Congratulations on getting to the end of the clustering and retrieval course.

We've covered a lot of ground in this course and

in addition a lot of really advanced material.

But through this course, you've learned some very practical algorithms for

performing clustering and retrieval, and you should be able to actually

go out there, implement these methods, and deploy them on real world problems.

But before we wrap up, let's spend a little time reflecting on what we've

learned in this course and look ahead at what's left in this specialization.

Okay, well, what have you learned in this course?

To start with, in module one, we looked at the idea of retrieval and

cast that as a problem of performing nearest neighbor search.

And the first algorithm we looked at was something that we called one nearest

neighbor search, where we just look at all of our data points, and look for

the data point that's most similar to the query point.

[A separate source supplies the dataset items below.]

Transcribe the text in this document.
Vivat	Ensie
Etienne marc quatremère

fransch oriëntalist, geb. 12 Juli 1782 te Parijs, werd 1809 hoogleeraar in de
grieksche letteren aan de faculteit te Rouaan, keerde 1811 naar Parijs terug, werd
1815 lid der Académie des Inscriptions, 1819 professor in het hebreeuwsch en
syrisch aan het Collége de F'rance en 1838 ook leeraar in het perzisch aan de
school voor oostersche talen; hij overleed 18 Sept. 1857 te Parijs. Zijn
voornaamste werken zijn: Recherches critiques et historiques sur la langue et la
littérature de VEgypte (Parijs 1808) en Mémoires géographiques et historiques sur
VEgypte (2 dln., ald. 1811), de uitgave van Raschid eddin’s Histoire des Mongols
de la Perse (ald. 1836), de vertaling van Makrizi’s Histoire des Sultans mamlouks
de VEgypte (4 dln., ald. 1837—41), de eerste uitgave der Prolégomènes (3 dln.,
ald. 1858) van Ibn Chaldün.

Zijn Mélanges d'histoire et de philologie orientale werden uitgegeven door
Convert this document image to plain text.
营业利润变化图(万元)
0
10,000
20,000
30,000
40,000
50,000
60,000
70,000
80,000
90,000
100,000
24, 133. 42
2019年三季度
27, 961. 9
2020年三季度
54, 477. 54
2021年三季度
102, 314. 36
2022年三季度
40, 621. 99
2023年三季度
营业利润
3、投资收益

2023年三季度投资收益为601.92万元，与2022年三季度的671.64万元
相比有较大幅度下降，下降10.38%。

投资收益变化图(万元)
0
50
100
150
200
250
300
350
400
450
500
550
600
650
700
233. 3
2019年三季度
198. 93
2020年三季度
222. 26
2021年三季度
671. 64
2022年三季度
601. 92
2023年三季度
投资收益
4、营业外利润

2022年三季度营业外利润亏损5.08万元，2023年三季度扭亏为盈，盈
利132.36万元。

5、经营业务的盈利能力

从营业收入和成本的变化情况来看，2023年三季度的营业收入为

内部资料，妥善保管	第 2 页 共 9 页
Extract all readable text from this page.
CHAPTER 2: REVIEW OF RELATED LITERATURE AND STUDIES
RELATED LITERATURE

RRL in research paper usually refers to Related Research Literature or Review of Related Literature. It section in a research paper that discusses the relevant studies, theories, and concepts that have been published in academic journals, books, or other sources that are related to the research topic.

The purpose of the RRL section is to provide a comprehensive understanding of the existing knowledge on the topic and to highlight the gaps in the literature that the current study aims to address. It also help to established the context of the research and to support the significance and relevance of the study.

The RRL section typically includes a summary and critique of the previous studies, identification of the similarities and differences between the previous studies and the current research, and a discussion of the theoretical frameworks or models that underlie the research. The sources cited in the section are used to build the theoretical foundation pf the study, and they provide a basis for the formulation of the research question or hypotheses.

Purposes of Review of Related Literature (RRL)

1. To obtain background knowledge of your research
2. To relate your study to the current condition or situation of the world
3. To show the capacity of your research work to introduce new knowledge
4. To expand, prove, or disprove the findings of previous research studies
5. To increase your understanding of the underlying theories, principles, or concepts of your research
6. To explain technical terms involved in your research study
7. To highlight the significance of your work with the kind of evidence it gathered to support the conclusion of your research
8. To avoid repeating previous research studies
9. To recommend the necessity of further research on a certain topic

And we explored this specifically in the context of a document retrievable task,

where there's a whole bunch of documents out there.

There's an entire corpus of documents that we have.

And we have some article that's our query article.

It might be an article that a person is currently reading and is interested in.

And we want to search over all the other articles to find the closest article.

So we presented some algorithmic details behind

performing one nearest neighbor search.

And then we presented a very straightforward extension of one

nearest neighbor search, which is k nearest neighbor searching.

Where we simply return the k most similar articles or, generically,

data points, to a given query point, instead of just the nearest neighbor.

But in both one nearest neighbor and k nearest neighbor search,

there are two really critical elements to the performance of the method.

The first is how we think about representing our data.

So in this case, in our case study that we're considering, the question is,

how are we going to represent our documents?

And then the second critical element is, how are we going to measure

the similarity, or the distance between two data points?

So again, in our case, two documents.

Well, in this course, we took a deep dive into these two

critical components of nearest neighbor search.

And to begin with, we talked about a document representation based on TF-IDF,

term frequency-inverse document frequency,

where the term frequency is simply counting words in the document.

So we look at our entire vocabulary,

we have a data representation that's exactly the length of the vocabulary.

And in each index of this vector,

we simply count how many times we saw a given word.

But we talked about the fact that this can

bias our nearest neighbor search towards emphasizing very common words.

And so that's typically not desired.

So to account for this, we introduce this inverse document frequency term.

Where that down-weights words that are very commonly

used globally throughout the corpus.

So our TF-IDF representation is simply multiplying our tf vector with this

idf vector, and this trades off between local frequency and global rarity.

We then turn to how are we going to compute the distance

between two different articles.

And the first approach that we talked about was using scaled Euclidean distance

where it was just a straightforward variant of Euclidean distance.

And instead of having equal weights on every component of the vector,

we can specify a set of weights.

So for example, for our documents, we might have a representation that separates

out the title from the abstract from the main body from the conclusion.

And then based on this representation across these different components,

we could put weights that more heavily emphasize the words that are appearing in

the title and the abstract than the main body.